Off the Map – Official Blog of FortiusOne • by Kevin Burke • 8 hours ago
Often I have had various GeoCommons users ask me, “How do I turn my excel spreadsheet data into proportional shapes like the map below?”
Before now I would have told these users that they would have to use complicated and expensive mapping software. This would allow users to combine spreadsheet data with the desired shapes that they want to view on their map.
I am now happy to announce that with GeoCommons you no longer have to rely on the ways of the past. Now FortiusOne has created the new feature of GeoJoin which allows you to move beyond points and easily visualize regions. Below is a walk-through of the process or click this link to view a video that will visually assist you.
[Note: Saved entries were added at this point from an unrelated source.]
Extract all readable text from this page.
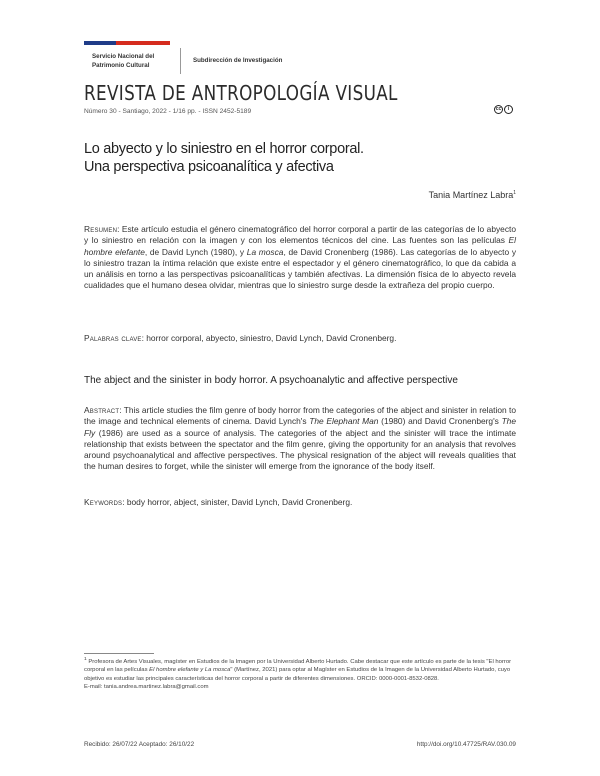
Servicio Nacional del
Patrimonio Cultural
Subdirección de Investigación
REVISTA DE ANTROPOLOGÍA VISUAL
Número 30 - Santiago, 2022 - 1/16 pp. - ISSN 2452-5189	cc	i
Lo abyecto y lo siniestro en el horror corporal.
Una perspectiva psicoanalítica y afectiva
Tania Martínez Labra$^1$
Resumen: Este artículo estudia el género cinematográfico del horror corporal a partir de las categorías de lo abyecto y lo siniestro en relación con la imagen y con los elementos técnicos del cine. Las fuentes son las películas El hombre elefante, de David Lynch (1980), y La mosca, de David Cronenberg (1986). Las categorías de lo abyecto y lo siniestro trazan la íntima relación que existe entre el espectador y el género cinematográfico, lo que da cabida a un análisis en torno a las perspectivas psicoanalíticas y también afectivas. La dimensión física de lo abyecto revela cualidades que el humano desea olvidar, mientras que lo siniestro surge desde la extrañeza del propio cuerpo.
Palabras clave: horror corporal, abyecto, siniestro, David Lynch, David Cronenberg.
The abject and the sinister in body horror. A psychoanalytic and affective perspective
Abstract: This article studies the film genre of body horror from the categories of the abject and sinister in relation to the image and technical elements of cinema. David Lynch's The Elephant Man (1980) and David Cronenberg's The Fly (1986) are used as a source of analysis. The categories of the abject and the sinister will trace the intimate relationship that exists between the spectator and the film genre, giving the opportunity for an analysis that revolves around psychoanalytical and affective perspectives. The physical resignation of the abject will reveals qualities that the human desires to forget, while the sinister will emerge from the ignorance of the body itself.
Keywords: body horror, abject, sinister, David Lynch, David Cronenberg.
$^1$ Profesora de Artes Visuales, magíster en Estudios de la Imagen por la Universidad Alberto Hurtado. Cabe destacar que este artículo es parte de la tesis "El horror corporal en las películas El hombre elefante y La mosca" (Martínez, 2021) para optar al Magíster en Estudios de la Imagen de la Universidad Alberto Hurtado, cuyo objetivo es estudiar las principales características del horror corporal a partir de diferentes dimensiones. ORCID: 0000-0001-8532-0828.
E-mail: tania.andrea.martinez.labra@gmail.com
Recibido: 26/07/22 Aceptado: 26/10/22	http://doi.org/10.47725/RAV.030.09
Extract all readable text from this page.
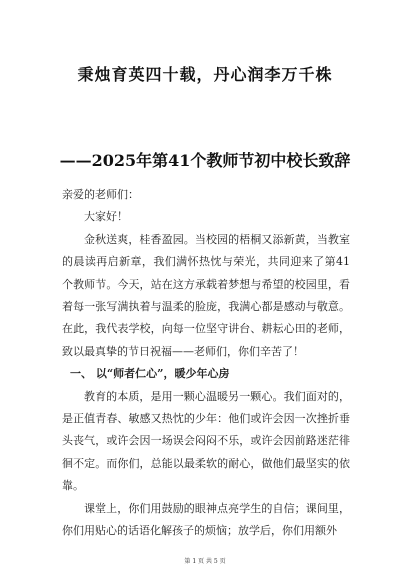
秉烛育英四十载，丹心润李万千株
——2025年第41个教师节初中校长致辞

亲爱的老师们：

大家好！

金秋送爽，桂香盈园。当校园的梧桐又添新黄，当教室的晨读再启新章，我们满怀热忱与荣光，共同迎来了第41个教师节。今天，站在这方承载着梦想与希望的校园里，看着每一张写满执着与温柔的脸庞，我满心都是感动与敬意。在此，我代表学校，向每一位坚守讲台、耕耘心田的老师，致以最真挚的节日祝福——老师们，你们辛苦了！

一、 以“师者仁心”，暖少年心房

教育的本质，是用一颗心温暖另一颗心。我们面对的，是正值青春、敏感又热忱的少年：他们或许会因一次挫折垂头丧气，或许会因一场误会闷闷不乐，或许会因前路迷茫徘徊不定。而你们，总能以最柔软的耐心，做他们最坚实的依靠。

课堂上，你们用鼓励的眼神点亮学生的自信；课间里，你们用贴心的话语化解孩子的烦恼；放学后，你们用额外

第 1 页 共 5 页
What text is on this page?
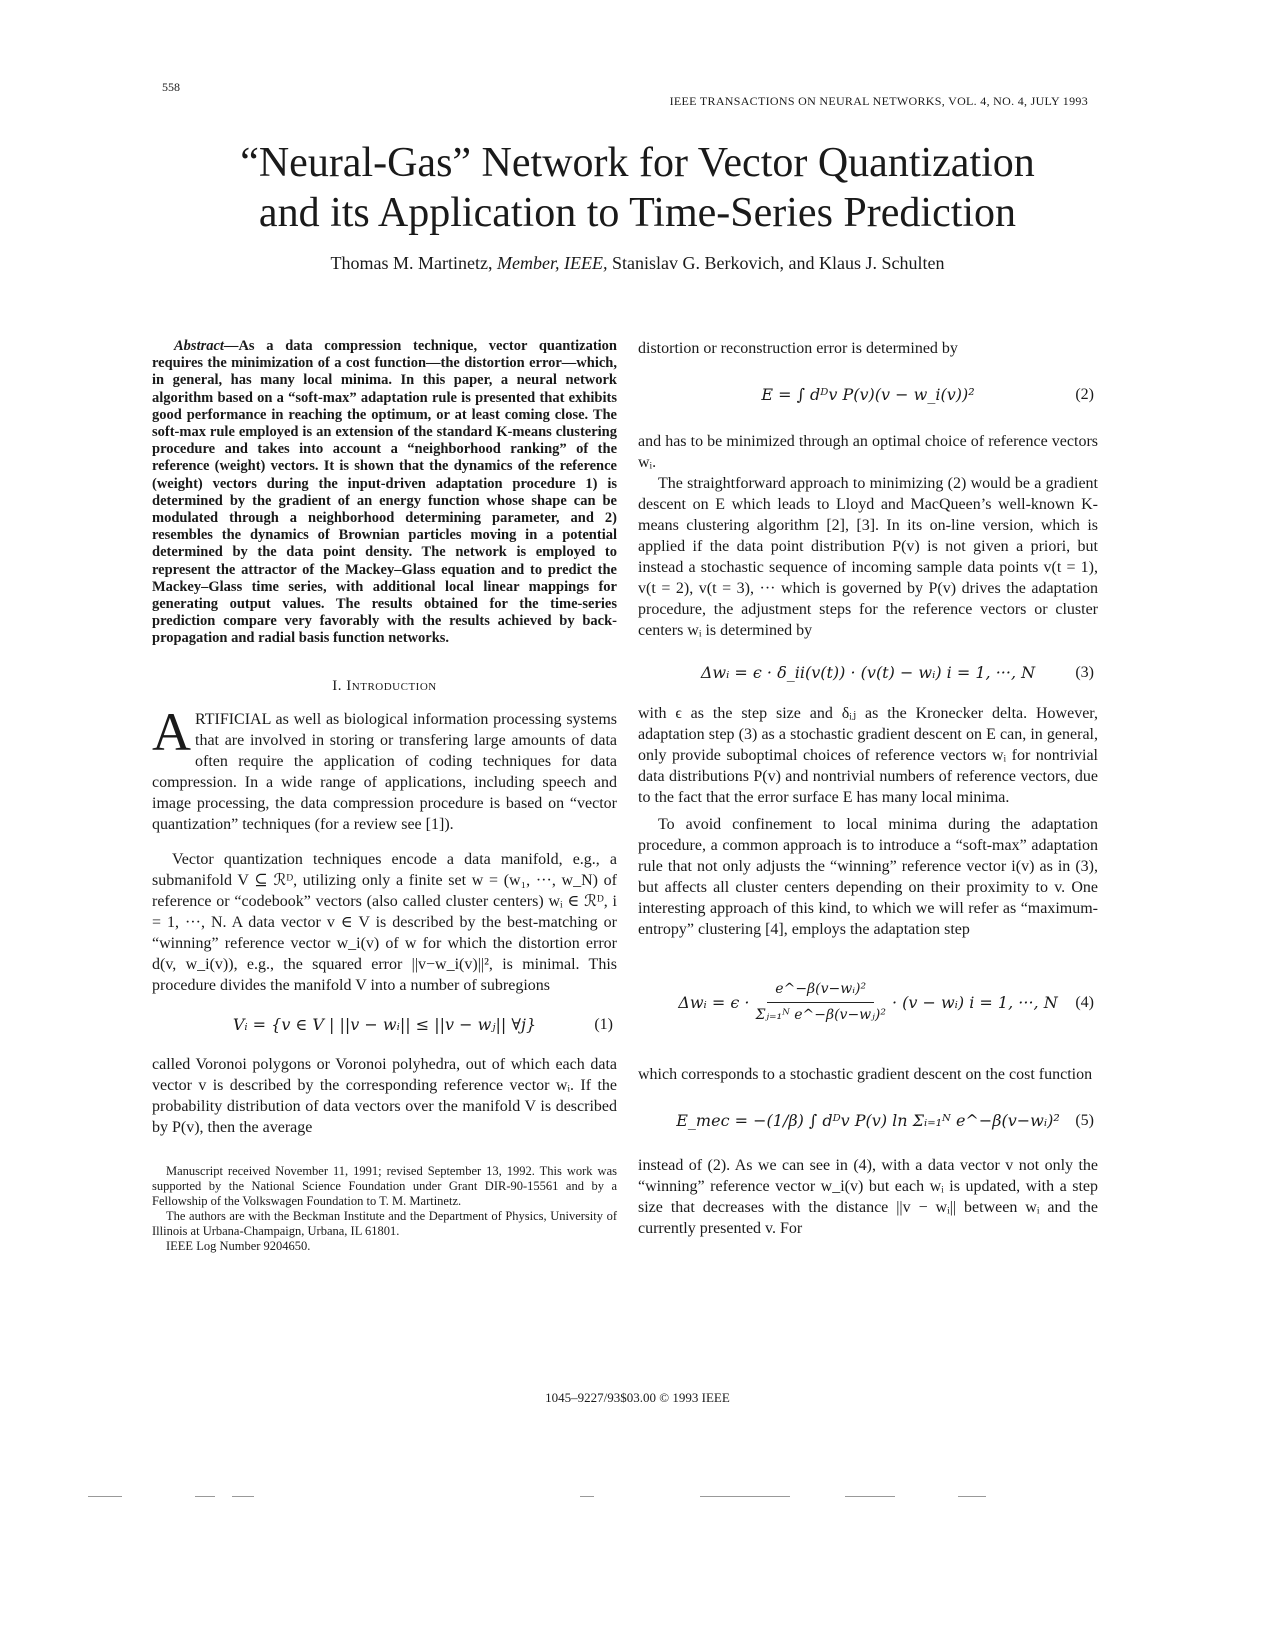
558
IEEE TRANSACTIONS ON NEURAL NETWORKS, VOL. 4, NO. 4, JULY 1993
“Neural-Gas” Network for Vector Quantization
and its Application to Time-Series Prediction
Thomas M. Martinetz, Member, IEEE, Stanislav G. Berkovich, and Klaus J. Schulten

Abstract—As a data compression technique, vector quantization requires the minimization of a cost function—the distortion error—which, in general, has many local minima. In this paper, a neural network algorithm based on a “soft-max” adaptation rule is presented that exhibits good performance in reaching the optimum, or at least coming close. The soft-max rule employed is an extension of the standard K-means clustering procedure and takes into account a “neighborhood ranking” of the reference (weight) vectors. It is shown that the dynamics of the reference (weight) vectors during the input-driven adaptation procedure 1) is determined by the gradient of an energy function whose shape can be modulated through a neighborhood determining parameter, and 2) resembles the dynamics of Brownian particles moving in a potential determined by the data point density. The network is employed to represent the attractor of the Mackey–Glass equation and to predict the Mackey–Glass time series, with additional local linear mappings for generating output values. The results obtained for the time-series prediction compare very favorably with the results achieved by back-propagation and radial basis function networks.

I. Introduction

ARTIFICIAL as well as biological information processing systems that are involved in storing or transfering large amounts of data often require the application of coding techniques for data compression. In a wide range of applications, including speech and image processing, the data compression procedure is based on “vector quantization” techniques (for a review see [1]).

Vector quantization techniques encode a data manifold, e.g., a submanifold V ⊆ ℛᴰ, utilizing only a finite set w = (w₁, ···, w_N) of reference or “codebook” vectors (also called cluster centers) wᵢ ∈ ℛᴰ, i = 1, ···, N. A data vector v ∈ V is described by the best-matching or “winning” reference vector w_i(v) of w for which the distortion error d(v, w_i(v)), e.g., the squared error ||v−w_i(v)||², is minimal. This procedure divides the manifold V into a number of subregions

Vᵢ = {v ∈ V | ||v − wᵢ|| ≤ ||v − wⱼ|| ∀j}	(1)

called Voronoi polygons or Voronoi polyhedra, out of which each data vector v is described by the corresponding reference vector wᵢ. If the probability distribution of data vectors over the manifold V is described by P(v), then the average

Manuscript received November 11, 1991; revised September 13, 1992. This work was supported by the National Science Foundation under Grant DIR-90-15561 and by a Fellowship of the Volkswagen Foundation to T. M. Martinetz.

The authors are with the Beckman Institute and the Department of Physics, University of Illinois at Urbana-Champaign, Urbana, IL 61801.

IEEE Log Number 9204650.

distortion or reconstruction error is determined by

E = ∫ dᴰv P(v)(v − w_i(v))²	(2)

and has to be minimized through an optimal choice of reference vectors wᵢ.

The straightforward approach to minimizing (2) would be a gradient descent on E which leads to Lloyd and MacQueen’s well-known K-means clustering algorithm [2], [3]. In its on-line version, which is applied if the data point distribution P(v) is not given a priori, but instead a stochastic sequence of incoming sample data points v(t = 1), v(t = 2), v(t = 3), ··· which is governed by P(v) drives the adaptation procedure, the adjustment steps for the reference vectors or cluster centers wᵢ is determined by

Δwᵢ = ϵ · δ_ii(v(t)) · (v(t) − wᵢ) i = 1, ···, N	(3)

with ϵ as the step size and δᵢⱼ as the Kronecker delta. However, adaptation step (3) as a stochastic gradient descent on E can, in general, only provide suboptimal choices of reference vectors wᵢ for nontrivial data distributions P(v) and nontrivial numbers of reference vectors, due to the fact that the error surface E has many local minima.

To avoid confinement to local minima during the adaptation procedure, a common approach is to introduce a “soft-max” adaptation rule that not only adjusts the “winning” reference vector i(v) as in (3), but affects all cluster centers depending on their proximity to v. One interesting approach of this kind, to which we will refer as “maximum-entropy” clustering [4], employs the adaptation step

Δwᵢ = $\epsilon \cdot \frac{\text{e\textasciicircum{}−β(v−wᵢ)²}}{\text{Σⱼ₌₁ᴺ e\textasciicircum{}−β(v−wⱼ)²}} \cdot (v$ − wᵢ) i = 1, ···, N (4)

which corresponds to a stochastic gradient descent on the cost function

E_mec = −(1/β) ∫ dᴰv P(v) ln Σᵢ₌₁ᴺ e^−β(v−wᵢ)² (5)

instead of (2). As we can see in (4), with a data vector v not only the “winning” reference vector w_i(v) but each wᵢ is updated, with a step size that decreases with the distance ||v − wᵢ|| between wᵢ and the currently presented v. For

1045–9227/93$03.00 © 1993 IEEE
First, I have a spreadsheet of data in excel. The data is of various States in the USA with a corresponding value associated with each State.
Now I want to take this data and visualize it proportionally as the actual shapes of the States on my map. So, after saving the excel spreadsheet as a csv file I then upload it into Finder!
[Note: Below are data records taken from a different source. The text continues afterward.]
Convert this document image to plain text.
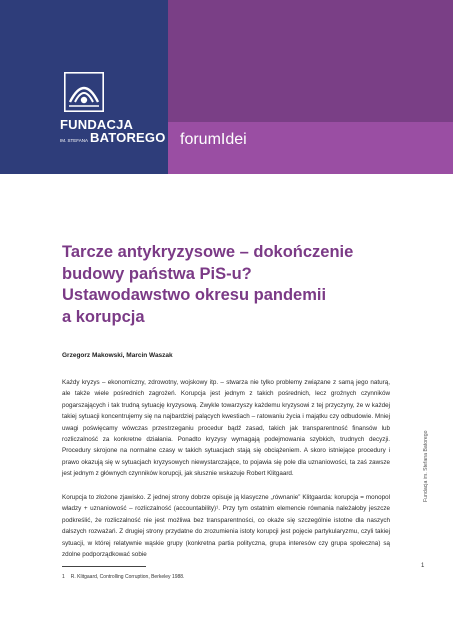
FUNDACJA
IM. STEFANA BATOREGO forumIdei
Tarcze antykryzysowe – dokończenie
budowy państwa PiS-u?
Ustawodawstwo okresu pandemii
a korupcja

Grzegorz Makowski, Marcin Waszak

Każdy kryzys – ekonomiczny, zdrowotny, wojskowy itp. – stwarza nie tylko problemy związane z samą jego naturą, ale także wiele pośrednich zagrożeń. Korupcja jest jednym z takich pośrednich, lecz groźnych czynników pogarszających i tak trudną sytuację kryzysową. Zwykle towarzyszy każdemu kryzysowi z tej przyczyny, że w każdej takiej sytuacji koncentrujemy się na najbardziej palących kwestiach – ratowaniu życia i majątku czy odbudowie. Mniej uwagi poświęcamy wówczas przestrzeganiu procedur bądź zasad, takich jak transparentność finansów lub rozliczalność za konkretne działania. Ponadto kryzysy wymagają podejmowania szybkich, trudnych decyzji. Procedury skrojone na normalne czasy w takich sytuacjach stają się obciążeniem. A skoro istniejące procedury i prawo okazują się w sytuacjach kryzysowych niewystarczające, to pojawia się pole dla uznaniowości, ta zaś zawsze jest jednym z głównych czynników korupcji, jak słusznie wskazuje Robert Klitgaard.

Korupcja to złożone zjawisko. Z jednej strony dobrze opisuje ją klasyczne „równanie” Klitgaarda: korupcja = monopol władzy + uznaniowość – rozliczalność (accountability)¹. Przy tym ostatnim elemencie równania należałoby jeszcze podkreślić, że rozliczalność nie jest możliwa bez transparentności, co okaże się szczególnie istotne dla naszych dalszych rozważań. Z drugiej strony przydatne do zrozumienia istoty korupcji jest pojęcie partykularyzmu, czyli takiej sytuacji, w której relatywnie wąskie grupy (konkretna partia polityczna, grupa interesów czy grupa społeczna) są zdolne podporządkować sobie

Fundacja im. Stefana Batorego
1

1 R. Klitgaard, Controlling Corruption, Berkeley 1988.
After I upload the file I proceed to the next steps:
Pending layers list. Click Next.
In Step 2 of the upload process click “Join with a boundary dataset”. This is the step I choose to perform the GeoJoin process.
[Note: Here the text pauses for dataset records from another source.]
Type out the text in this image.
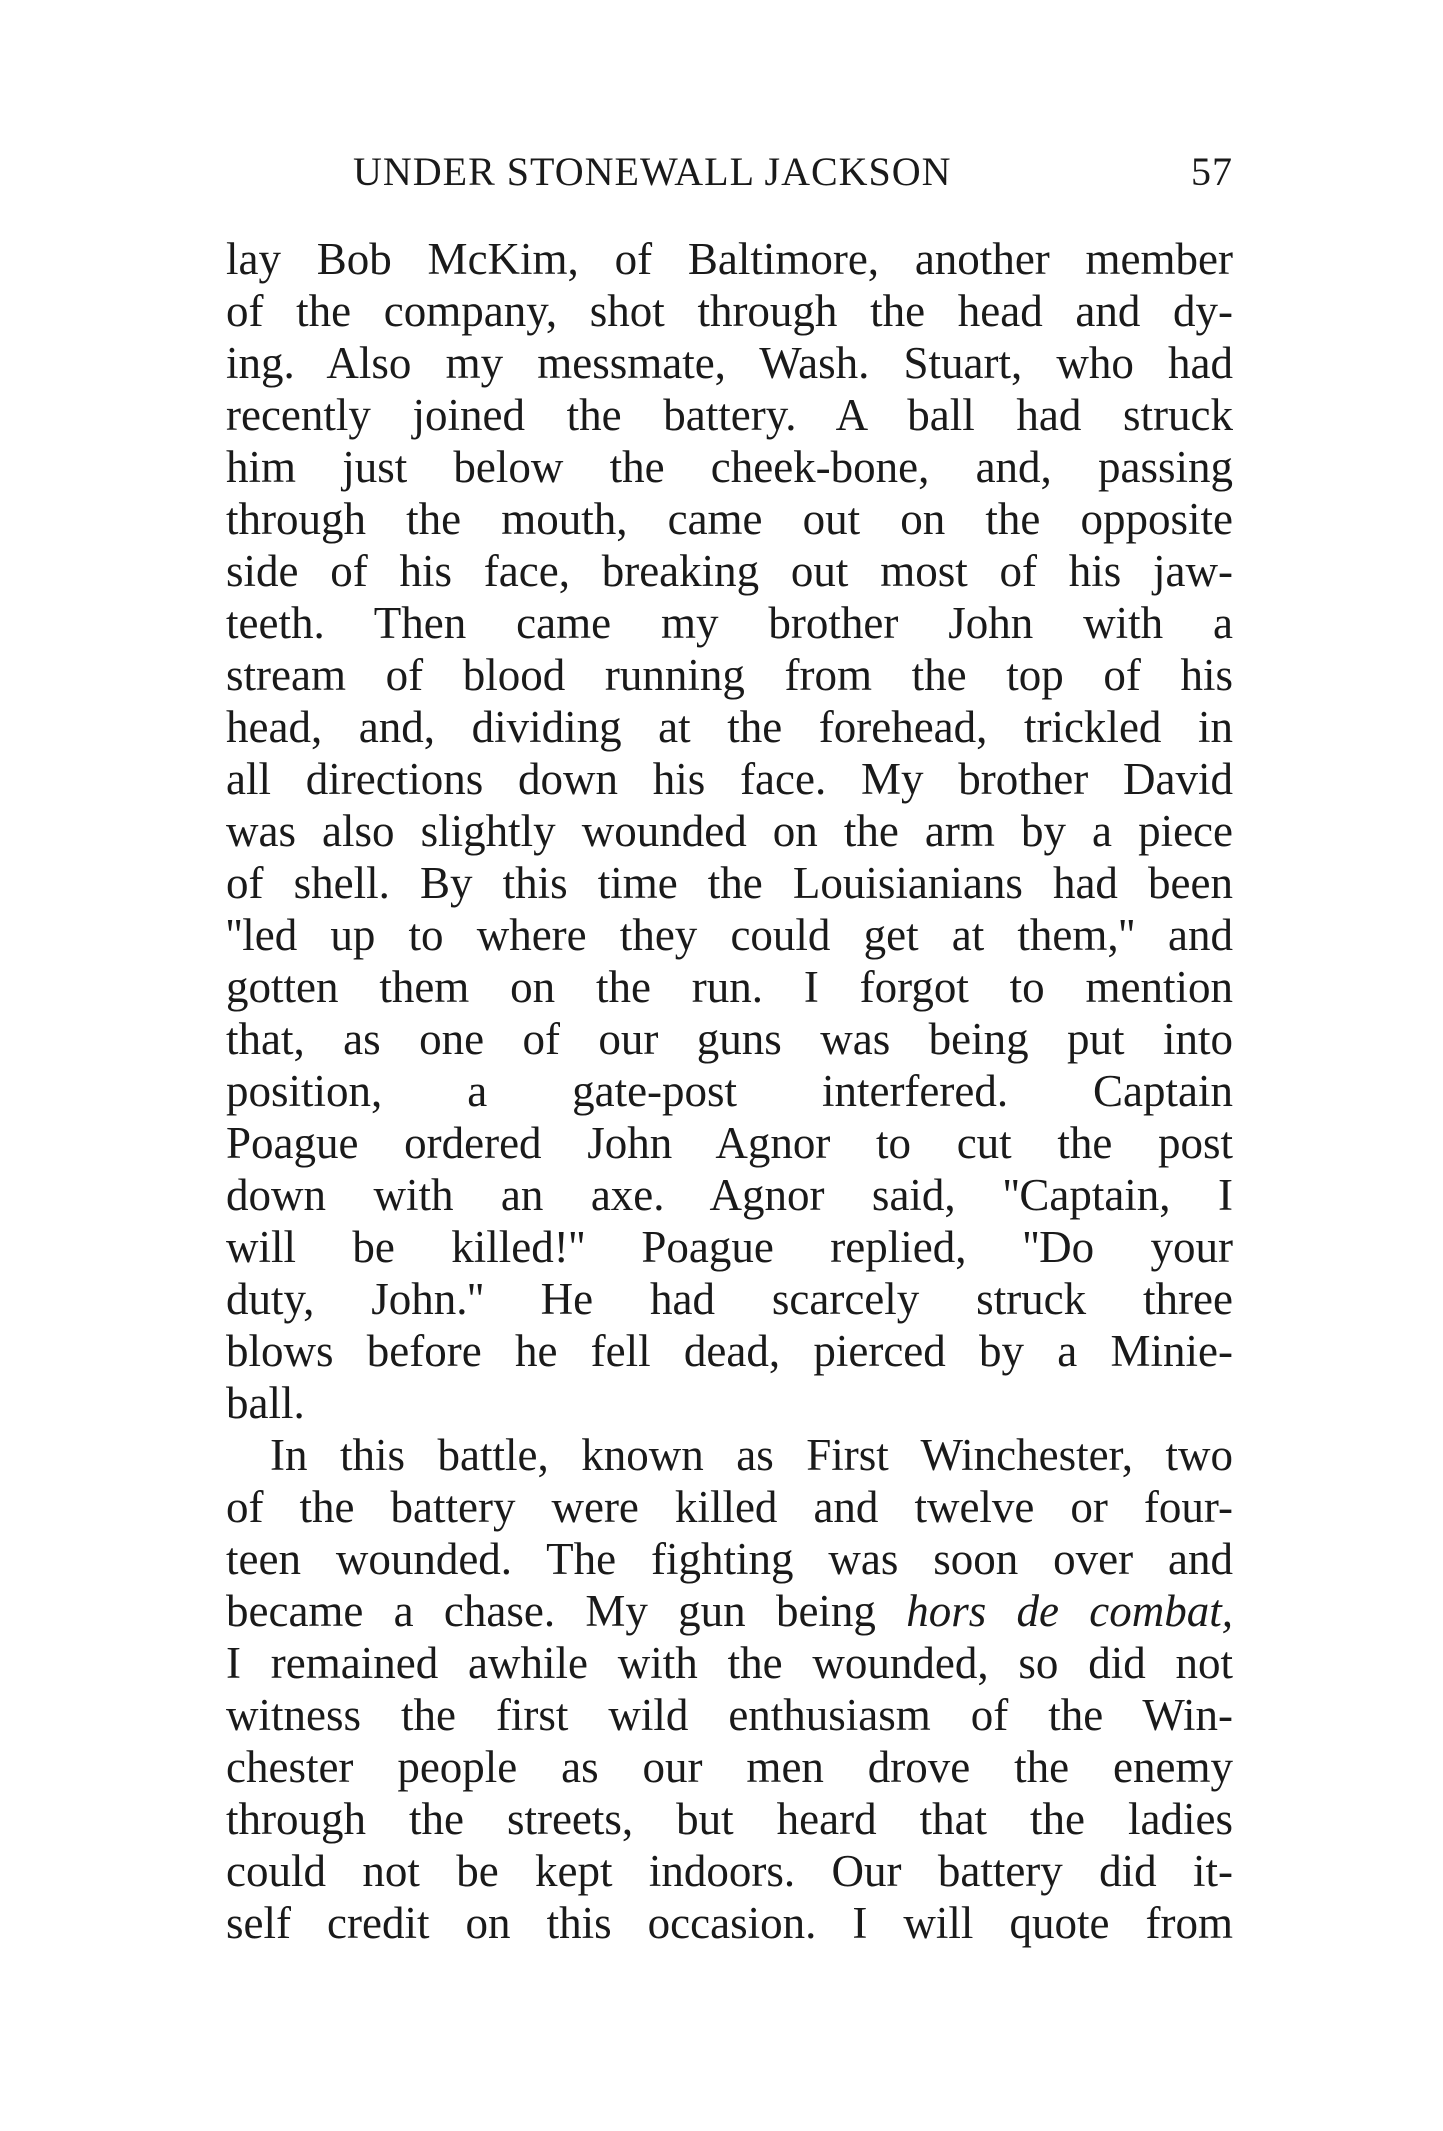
UNDER STONEWALL JACKSON	57
lay Bob McKim, of Baltimore, another member
of the company, shot through the head and dy-
ing. Also my messmate, Wash. Stuart, who had
recently joined the battery. A ball had struck
him just below the cheek-bone, and, passing
through the mouth, came out on the opposite
side of his face, breaking out most of his jaw-
teeth. Then came my brother John with a
stream of blood running from the top of his
head, and, dividing at the forehead, trickled in
all directions down his face. My brother David
was also slightly wounded on the arm by a piece
of shell. By this time the Louisianians had been
''led up to where they could get at them,'' and
gotten them on the run. I forgot to mention
that, as one of our guns was being put into
position, a gate-post interfered. Captain
Poague ordered John Agnor to cut the post
down with an axe. Agnor said, ''Captain, I
will be killed!'' Poague replied, ''Do your
duty, John.'' He had scarcely struck three
blows before he fell dead, pierced by a Minie-
ball.
In this battle, known as First Winchester, two
of the battery were killed and twelve or four-
teen wounded. The fighting was soon over and
became a chase. My gun being hors de combat,
I remained awhile with the wounded, so did not
witness the first wild enthusiasm of the Win-
chester people as our men drove the enemy
through the streets, but heard that the ladies
could not be kept indoors. Our battery did it-
self credit on this occasion. I will quote from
The next part of step 2 allows me to search the Finder! database to find the appropriate boundary dataset to join to the data in my excel spreadsheet. In this case I want to find a boundary dataset of States in the USA. I can either search for the right boundary dataset by searching in the search bar or I can use the categories on the left hand side of the page to navigate to the appropriate dataset.
After the appropriate boundary dataset is chosen, my next step is to choose what attributes in the datasets I want to join together. In this case I’m matching ‘state’ from my data with ‘State name’ in the selected layer. I pay close attention to the message on the right hand side of the box to see how successful my GeoJoin match is.
I proceed through the rest of the upload steps of review, describe, and then map. When making a map in Maker! I choose to map by visual theme and can now view my map proportionally as it appears below.
GeoJoin is a great new feature of GeoCommons. To see a listing of what boundary datasets are available in Finder search ‘referenceboundary’ in the search bar on the Finder! homepage. There is a wide range from international borders to neighborhood boundaries of cities in the USA. Check it out and start GeoJoining today.